Abburi Chayadevi’s short tale ‘The Touch’ is the basis for the lesson. In Telugu, she wrote it as ‘Sparsha.’ K. Jayashree Mohan has translated it into English. Abburi Chayadevi was one of Telugu’s first female authors. Her family was quite religious, so she turned to literature as a way of expressing herself. In 2005, she received the Sahitya Akademi Award.

The Affectionate Touch

In a traditional Hindu family, the storyline follows the interaction between a father and his daughter. The father is in his eighties, while his daughter is in her thirties. She is a working lady who is married to a man from the same town but now lives in a different town nearby. The father, who was eighty years old, had deteriorated vision.

He was generally healthy, but due to his bad eyesight, he was frail. He’d lost his grown son and was now left with only his daughters. His wife was now immobile, and he shared his home with his widowed daughter-in-law. His grandchildren were engaged in other things.

Her father had invited his daughter to pay him a visit. When the father notices his daughter dragging a chair closer to him, he invites her to sit next him on his bed, holding her hand affectionately and telling her how much he had been awaiting her to visit him.

The daughter remembers how her father held her at a distance as a youngster for the sake of his traditional way of life, which he called “madi.” She is also a disciplinarian. She still believes she hasn’t gotten over the fact that she was also treated cruelly as a result of the resulting insecurity. She wondered whether he’d ever realize how much she craved his tender touch?

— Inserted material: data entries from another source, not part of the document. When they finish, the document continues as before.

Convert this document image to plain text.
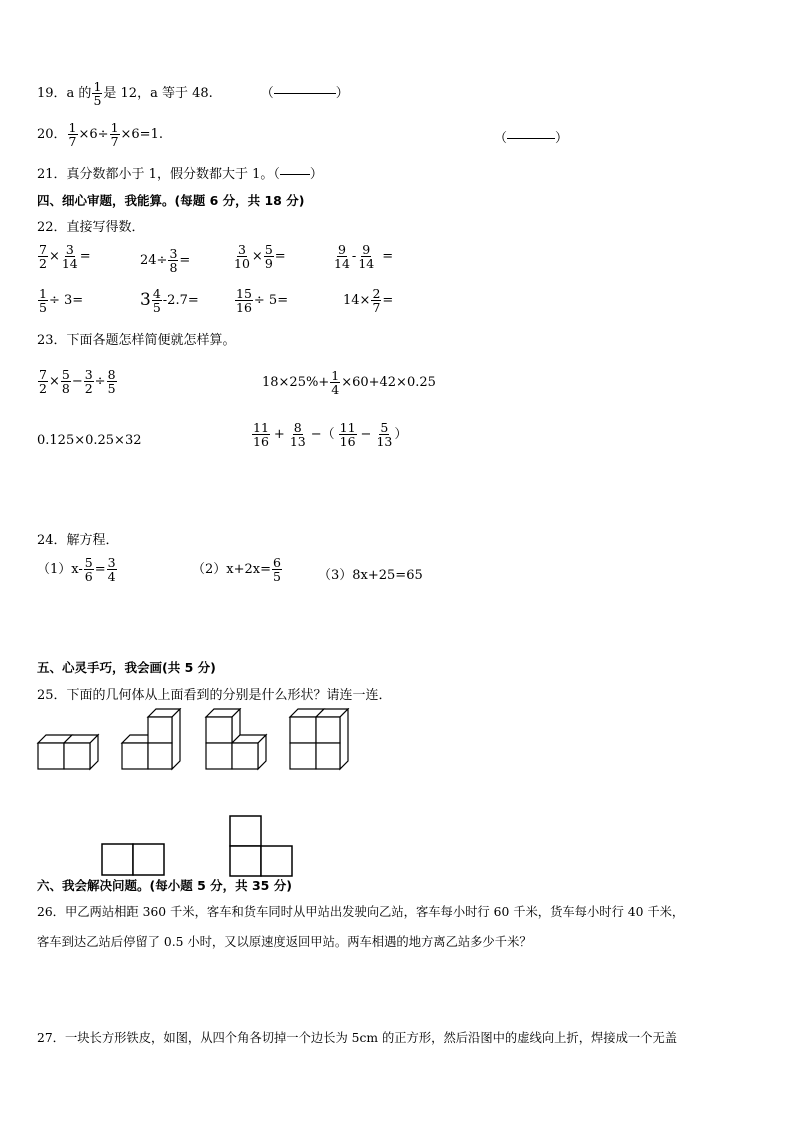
19． a 的 $\frac{1}{5}$ 是 12，a 等于 48.	（	）
20． $\frac{1}{7} \times 6\div \frac{1}{7} \times 6=1$.	（	）
21． 真分数都小于 1，假分数都大于 1。（ ）
四、细心审题，我能算。(每题 6 分，共 18 分)
22．直接写得数．
$\frac{7}{2} \times \frac{3}{14}$ =	$24\div \frac{3}{8}$ =	$\frac{3}{10} \times \frac{5}{9}$ =	$\frac{9}{14} - \frac{9}{14}$ =
$\frac{1}{5} \div 3=$	$3 \frac{4}{5} -2.7=$	$\frac{15}{16} \div 5=$	$14\times \frac{2}{7}$ =
23．下面各题怎样简便就怎样算。
$\frac{7}{2} \times \frac{5}{8} - \frac{3}{2} \div \frac{8}{5}$	$18\times 25\%+ \frac{1}{4} \times 60+42\times 0.25$
0.125×0.25×32	$\frac{11}{16} + \frac{8}{13}$ −（ $\frac{11}{16} - \frac{5}{13}$ ）
24．解方程．
$(1)x- \frac{5}{6} = \frac{3}{4}$	$(2)x+2x= \frac{6}{5}$	（3）8x+25=65
五、心灵手巧，我会画(共 5 分)
25．下面的几何体从上面看到的分别是什么形状？请连一连．
六、我会解决问题。(每小题 5 分，共 35 分)
26．甲乙两站相距 360 千米，客车和货车同时从甲站出发驶向乙站，客车每小时行 60 千米，货车每小时行 40 千米，
客车到达乙站后停留了 0.5 小时，又以原速度返回甲站。两车相遇的地方离乙站多少千米？
27．一块长方形铁皮，如图，从四个角各切掉一个边长为 5cm 的正方形，然后沿图中的虚线向上折，焊接成一个无盖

For the last two years, her father had been bedridden. When her husband came to see her mother-in-law, she had managed to visit her father. Sitting close to her father, she reminisces about her upbringing. Her eyes welled up with tears as he gently touched her hands.

She was still unable to be with him as freely as she desired. She had picked few bugs when she initially went to see him during his sickness. Her husband later found a bug on their bed at home and warned her not to sit too near to her father. 

Her father longed to meet his sons, she knew. When her brother died, she was hesitant to confront her father due to an unexplainable sense of guilt. Her father pleaded to her that if they returned to his hometown, he would like to stay with them. She gazed at him helplessly, unable to comfort him with words. Her father didn’t say anything else and only rubbed her hands gently.

Her education, her career, and everything seemed to be in vain and shallow at the time. She was still affected by her father’s loving touch as she rode back in an autorickshaw, and tears welled up in her eyes.